E repare-se que este problema não é só português, é de uma geração inteira no ocidente inteiro. Na Polónia, discute-se o envelhecimento dos cirurgiões e a falta de cirurgiões mais novos, pois os médicos da nova geração não querem o trabalho extra e acham a tarefa demasiado stressante. Ou seja, não querem a responsabilidade.

Na Alemanha é igual. Idem para o Canadá. Idem para Inglaterra.

Aliás, no Reino Unido há uma desistência da própria profissão.Idem para os EUA. Em breve, só nos EUA faltarão cerca de 25 mil cirurgiões.
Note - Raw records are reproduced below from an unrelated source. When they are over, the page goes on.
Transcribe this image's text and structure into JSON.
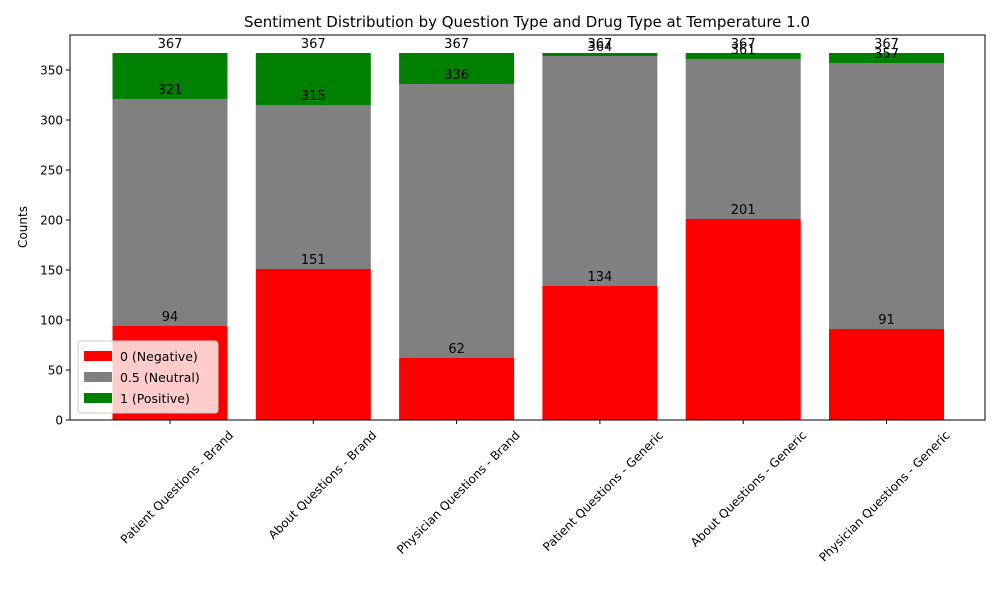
{
  "chart_data": {
    "type": "bar",
    "stacked": true,
    "title": "Sentiment Distribution by Question Type and Drug Type at Temperature 1.0",
    "xlabel": "",
    "ylabel": "Counts",
    "ylim": [
      0,
      385
    ],
    "yticks": [
      0,
      50,
      100,
      150,
      200,
      250,
      300,
      350
    ],
    "grid": false,
    "legend_position": "lower-left",
    "categories": [
      "Patient Questions - Brand",
      "About Questions - Brand",
      "Physician Questions - Brand",
      "Patient Questions - Generic",
      "About Questions - Generic",
      "Physician Questions - Generic"
    ],
    "series": [
      {
        "name": "0 (Negative)",
        "color": "#ff0000",
        "values": [
          94,
          151,
          62,
          134,
          201,
          91
        ]
      },
      {
        "name": "0.5 (Neutral)",
        "color": "#808080",
        "values": [
          227,
          164,
          274,
          230,
          160,
          266
        ]
      },
      {
        "name": "1 (Positive)",
        "color": "#008000",
        "values": [
          46,
          52,
          31,
          3,
          6,
          10
        ]
      }
    ],
    "data_labels": [
      [
        "94",
        "151",
        "62",
        "134",
        "201",
        "91"
      ],
      [
        "321",
        "315",
        "336",
        "364",
        "361",
        "357"
      ],
      [
        "367",
        "367",
        "367",
        "367",
        "367",
        "367"
      ]
    ]
  }
}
É uma mudança sísmica que põe em causa a saúde da população inteira e, repito, é impressionante que não se fale mais do assunto. Porque não me parece que o problema seja a falta de dinheiro. Há aqui um bloqueio cultural de uma geração que recusa simplesmente trabalhar o número de horas necessárias para se treinar e praticar cirurgia. E isto é algo que já se nota pelo menos desde 2010, o que significa que o problema também marca os millenials.

Para terminar, sobram quatro grandes questões.

Primeira: se não queriam a responsabilidade e o stress da profissão, porque é que entraram nas escolas de medicina? Não será altura de mudarmos a forma como selecionamos os alunos das faculdades de medicina?

Segunda: um cirurgião veterano sente que a cirurgia em geral está a ficar mais perigosa para os doentes; os mais velhos sentem que os mais novos estão impreparados, algo registado nos EUA e em Portugal pelos mais velhos.

Terceira: com uma geração de médicos assim, ancorados no ethos da Gen-Z, não há sistema de saúde que aguente, cá e lá fora.

Quarta: tendo em conta esta deserção dos próprios médicos, será que a profissão de médico não será uma das primeiras grandes vítimas da Inteligência Artificial?